From the beginning, I was aiming at clean studio renders. I didn’t want to overdo them by adding tons of effects. I was hoping that the asset will defend itself. While texturing, I was previewing it in Marmoset, rotating camera and light (what I think is a favorite activity of 3D artists) and, whenever I came across some cool shot, I saved it for later by creating camera from view (Ctrl+K). By the time I was finished with texturing, I had gathered a bunch of shots which I later used as finals.

My camera FOV was pretty low at 15°. I added slight sharpen, vignette, and tweak the contrast curve, so renders will be more punchy but nothing extreme. I avoided adding grain as on bright backgrounds vignetting bug (due to compression) is practically non-existent.

As far as lighting is concerned, I went for one main directional light and around two (depending on the shot) support spotlights. All the lights were white with no tint. Support lights had small ‘Distance’ and, in most cases, didn’t cast shadows. I set them to sell materials better, but remember a contrast or highlight they generate shouldn’t downplay the main light!

For each camera, I created a separate folder with lights and Sky, so I could control them independently for every shot.

I found ‘Lands End’ Sky to be fitting my assumptions because it gave me a pretty natural outdoor look and didn’t alter colors on my textures.
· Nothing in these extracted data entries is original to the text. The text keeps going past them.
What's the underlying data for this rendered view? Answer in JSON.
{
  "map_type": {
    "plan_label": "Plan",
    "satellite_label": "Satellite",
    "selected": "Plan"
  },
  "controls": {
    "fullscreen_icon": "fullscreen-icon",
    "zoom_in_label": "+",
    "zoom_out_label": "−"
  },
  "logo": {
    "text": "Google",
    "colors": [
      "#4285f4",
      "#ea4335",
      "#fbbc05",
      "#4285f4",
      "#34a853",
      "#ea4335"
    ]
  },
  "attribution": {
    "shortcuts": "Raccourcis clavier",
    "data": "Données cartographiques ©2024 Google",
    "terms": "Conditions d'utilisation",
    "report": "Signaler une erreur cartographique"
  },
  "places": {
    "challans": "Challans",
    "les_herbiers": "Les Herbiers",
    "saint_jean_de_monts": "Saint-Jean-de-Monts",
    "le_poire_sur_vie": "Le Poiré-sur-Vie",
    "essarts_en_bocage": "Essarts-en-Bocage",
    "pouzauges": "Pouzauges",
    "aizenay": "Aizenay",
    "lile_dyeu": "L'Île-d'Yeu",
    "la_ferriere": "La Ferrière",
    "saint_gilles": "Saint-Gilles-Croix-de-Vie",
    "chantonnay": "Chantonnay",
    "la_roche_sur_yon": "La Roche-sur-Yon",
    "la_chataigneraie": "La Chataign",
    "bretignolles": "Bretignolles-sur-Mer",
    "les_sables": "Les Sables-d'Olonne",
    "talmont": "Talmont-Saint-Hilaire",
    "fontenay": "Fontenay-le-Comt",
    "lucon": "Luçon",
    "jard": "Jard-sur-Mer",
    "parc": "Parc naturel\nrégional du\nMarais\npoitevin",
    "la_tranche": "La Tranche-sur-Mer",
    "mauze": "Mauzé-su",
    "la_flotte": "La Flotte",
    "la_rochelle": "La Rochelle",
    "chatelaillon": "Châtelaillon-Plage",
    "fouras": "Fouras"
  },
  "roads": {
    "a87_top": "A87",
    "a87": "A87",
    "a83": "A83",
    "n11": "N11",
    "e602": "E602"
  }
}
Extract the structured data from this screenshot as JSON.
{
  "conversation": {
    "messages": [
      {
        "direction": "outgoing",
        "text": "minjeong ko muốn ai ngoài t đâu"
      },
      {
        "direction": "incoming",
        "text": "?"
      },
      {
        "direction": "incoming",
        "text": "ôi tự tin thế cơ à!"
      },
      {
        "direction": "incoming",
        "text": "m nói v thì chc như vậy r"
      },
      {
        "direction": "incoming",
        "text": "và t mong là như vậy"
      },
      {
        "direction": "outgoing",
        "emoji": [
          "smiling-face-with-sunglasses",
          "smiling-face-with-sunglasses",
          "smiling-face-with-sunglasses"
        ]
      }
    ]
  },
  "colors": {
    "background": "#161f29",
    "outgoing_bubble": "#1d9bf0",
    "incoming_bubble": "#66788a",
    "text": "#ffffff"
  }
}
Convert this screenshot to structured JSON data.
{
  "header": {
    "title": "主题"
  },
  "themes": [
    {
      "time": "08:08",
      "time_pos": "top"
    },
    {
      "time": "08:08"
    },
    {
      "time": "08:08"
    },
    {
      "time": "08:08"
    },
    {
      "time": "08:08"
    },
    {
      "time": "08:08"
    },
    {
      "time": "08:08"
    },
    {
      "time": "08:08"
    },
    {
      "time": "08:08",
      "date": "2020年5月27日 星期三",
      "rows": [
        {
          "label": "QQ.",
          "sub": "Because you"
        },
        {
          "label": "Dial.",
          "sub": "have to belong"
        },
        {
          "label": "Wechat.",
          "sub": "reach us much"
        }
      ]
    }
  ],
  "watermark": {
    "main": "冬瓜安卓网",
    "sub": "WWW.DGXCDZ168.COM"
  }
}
For final renders, I cranked setting in the Render tab up to maximum. The main star here is Global Illumination. It really helps ‘merge’ asset to the scene, especially in a case like this where you have a relatively big object sitting on the ground. Of course, all those options will probably clog your PC, so when you are setting your cameras and light it is convenient to turn them all off at once by using  ‘Speedy viewport mode’ (Ctrl+Shift+J). 

Piece of Advice

Don’t push ambient occlusion strength too much. If you are trying to rescue your asset with it or any other effect, something is wrong with your textures or model. Also, don’t try to fix your textures with lights. If you feel that they are too dark, tweak them in texturing software.

In my opinion, if your work has nice material definitions and well-balanced textures, you won’t need a ton of work with renders. I would generally say that brighter images sell better but if you have a clear vision of what you want to achieve with a darker scenario, it is completely fine.